Friday, July 17, 2009

Some great input on the eBook market

Jack Shafer over at Slate.com on Wednesday published a story about illegal eBooks and sample of the publishing industry responses and his opinions on both eBooks and the various devices required to read them. The article had a lot of interesting additions to the general eBook debate – once again, far more eloquent than any of my own burbling on the subject, so I thought I’d add (again) my own two cents.

One starting point, about the eReader devices currently available. Shafer doesn’t like them at all:

“all the electronic reading gadgets on the market are subpar, if you ask me, making the reading of books, newspapers, magazines, and even cereal boxes painful. The resolution is poor. The fonts are crap. The navigation is chunky”

He also characterises your average eReader as “a heap of garbage”. Personally, I think he’s being a tad harsh. He’s completely spot on about the “chunky” navigation and the poor resolution – though, on 07042009009the last point, I find that most of the cover artwork is usually fine (see photo – not many eBooks actually have ‘covers’, though, which is disappointing).

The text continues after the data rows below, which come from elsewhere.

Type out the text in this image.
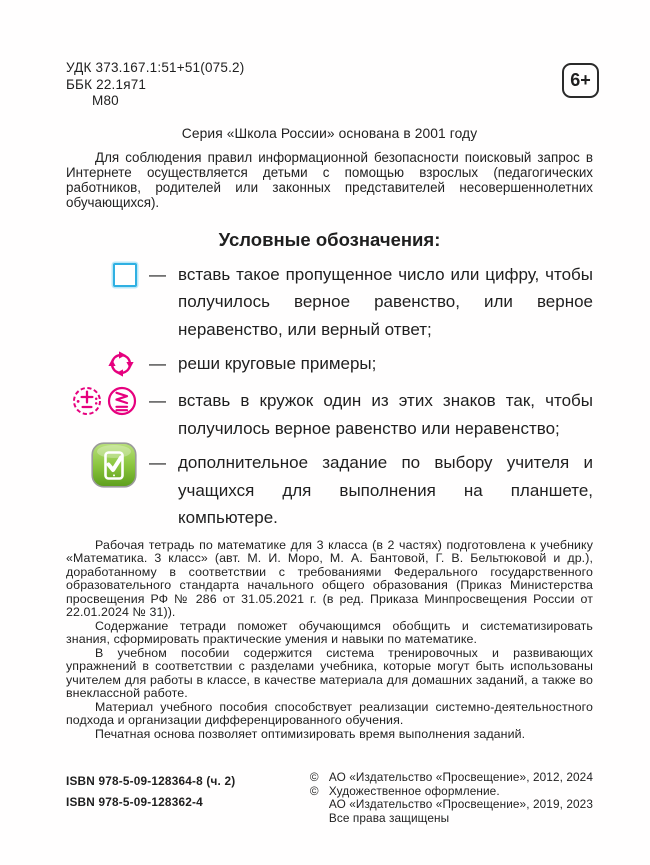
УДК 373.167.1:51+51(075.2)
ББК 22.1я71
М80
6+
Серия «Школа России» основана в 2001 году

Для соблюдения правил информационной безопасности поисковый запрос в Интернете осуществляется детьми с помощью взрослых (педагогических работников, родителей или законных представителей несовершеннолетних обучающихся).

Условные обозначения:
— вставь такое пропущенное число или цифру, чтобы получилось верное равенство, или верное неравенство, или верный ответ;
— реши круговые примеры;
— вставь в кружок один из этих знаков так, чтобы получилось верное равенство или неравенство;
— дополнительное задание по выбору учителя и учащихся для выполнения на планшете, компьютере.

Рабочая тетрадь по математике для 3 класса (в 2 частях) подготовлена к учебнику «Математика. 3 класс» (авт. М. И. Моро, М. А. Бантовой, Г. В. Бельтюковой и др.), доработанному в соответствии с требованиями Федерального государственного образовательного стандарта начального общего образования (Приказ Министерства просвещения РФ № 286 от 31.05.2021 г. (в ред. Приказа Минпросвещения России от 22.01.2024 № 31)).

Содержание тетради поможет обучающимся обобщить и систематизировать знания, сформировать практические умения и навыки по математике.

В учебном пособии содержится система тренировочных и развивающих упражнений в соответствии с разделами учебника, которые могут быть использованы учителем для работы в классе, в качестве материала для домашних заданий, а также во внеклассной работе.

Материал учебного пособия способствует реализации системно-деятельностного подхода и организации дифференцированного обучения.

Печатная основа позволяет оптимизировать время выполнения заданий.

ISBN 978-5-09-128364-8 (ч. 2)
ISBN 978-5-09-128362-4
© АО «Издательство «Просвещение», 2012, 2024
© Художественное оформление.
АО «Издательство «Просвещение», 2019, 2023
Все права защищены
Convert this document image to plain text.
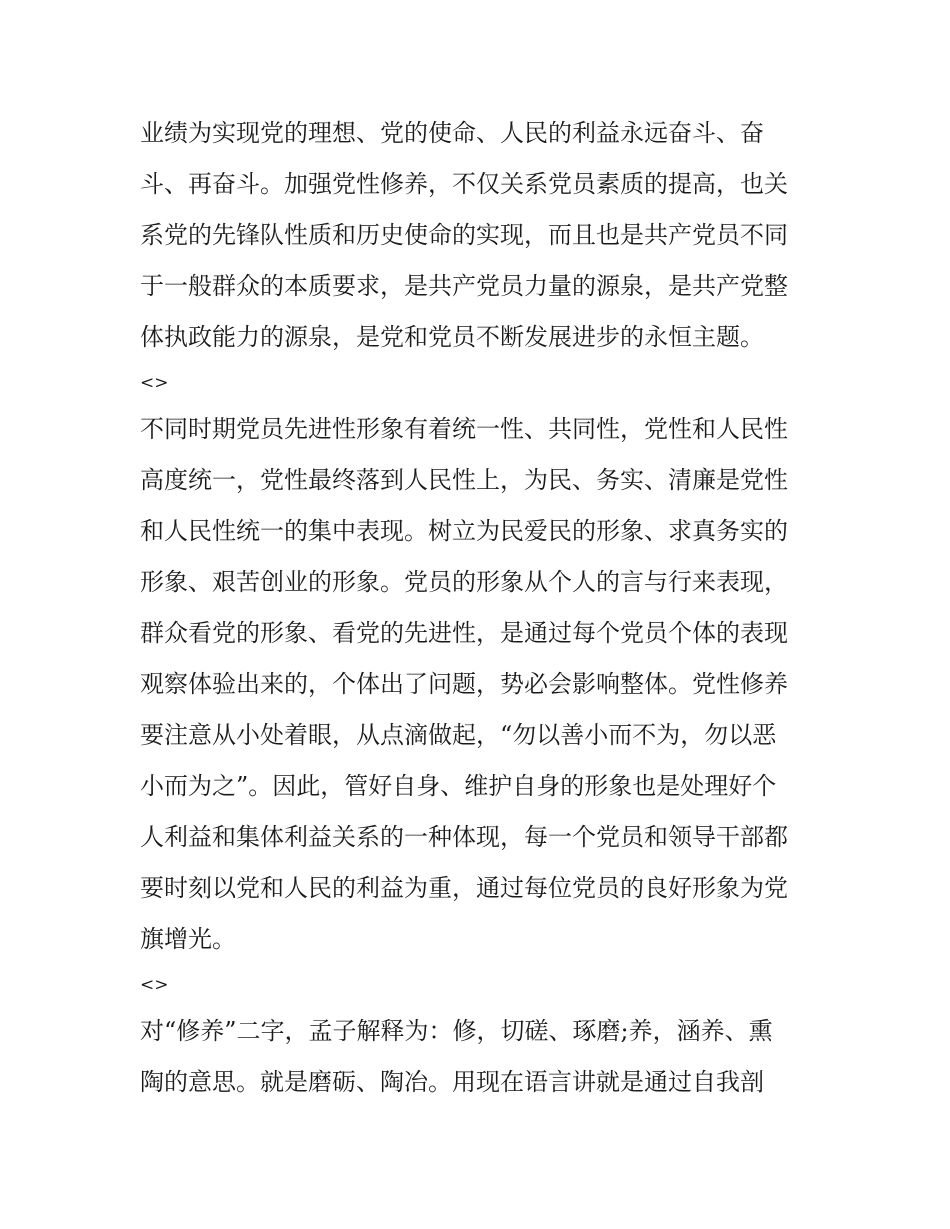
业绩为实现党的理想、党的使命、人民的利益永远奋斗、奋
斗、再奋斗。加强党性修养，不仅关系党员素质的提高，也关
系党的先锋队性质和历史使命的实现，而且也是共产党员不同
于一般群众的本质要求，是共产党员力量的源泉，是共产党整
体执政能力的源泉，是党和党员不断发展进步的永恒主题。
<>
不同时期党员先进性形象有着统一性、共同性，党性和人民性
高度统一，党性最终落到人民性上，为民、务实、清廉是党性
和人民性统一的集中表现。树立为民爱民的形象、求真务实的
形象、艰苦创业的形象。党员的形象从个人的言与行来表现，
群众看党的形象、看党的先进性，是通过每个党员个体的表现
观察体验出来的，个体出了问题，势必会影响整体。党性修养
要注意从小处着眼，从点滴做起，“勿以善小而不为，勿以恶
小而为之”。因此，管好自身、维护自身的形象也是处理好个
人利益和集体利益关系的一种体现，每一个党员和领导干部都
要时刻以党和人民的利益为重，通过每位党员的良好形象为党
旗增光。
<>
对“修养”二字，孟子解释为：修，切磋、琢磨;养，涵养、熏
陶的意思。就是磨砺、陶冶。用现在语言讲就是通过自我剖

I only have the Sony Reader to comment on, so I’m not sure how it is for the Kindle or Iliad. The text font isn’t great, and it can sometimes look out of focus on the smaller font size settings, but it’s still readable. The page-refresh rate depends on what you’re reading: pages with images change slower, and the Sony format is marginally quicker than a PDF/Adobe eBook (as well as smaller in file size).

Anyway, back to the main point about the article – that of the possibility of “napsterizing” the book industry: “Only a student or a deadbeat with a lot of time on his hands is going to want to search the Web and scour the torrents” for free versions of eBooks. This is a fair concern, as I think the same about pirated eBooks as I do pirated MP3s – not good for the people who make/write/perform them, so damages their ability and desire to produce the stuff in the first place. Shafer has a point, though about the ease of getting pirated eBooks: “It’s as tedious as fishing!”

[Please note – I only did a Google search, I didn’t download anything – and couldn’t have if I wanted to, because the University network blocks all torrent sites, etc.]

Shafer’s arguments against raising the prices of eBooks are spot on, and I really hope publishers take note – if prices start going up, they’ll turn potential buyers off (especially if/when hard-copies are cheaper!!).

One of the best thing about the article, however, is easily missed: it’s a link to the PlasticLogic eReader site that will hopefully be released soon, which Shafer says makes “electronic reading painless”. All I can say is, like Shafer, I am very taken by this device, even if it doesn’t look as nice as the Kindle or Sony Reader (though it’s still not bad looking):

image(It would be nice if the borders weren’t so wide, and if it wasn’t white – damn the iPod and Apple for making manufacturers think electronics should all be white!!)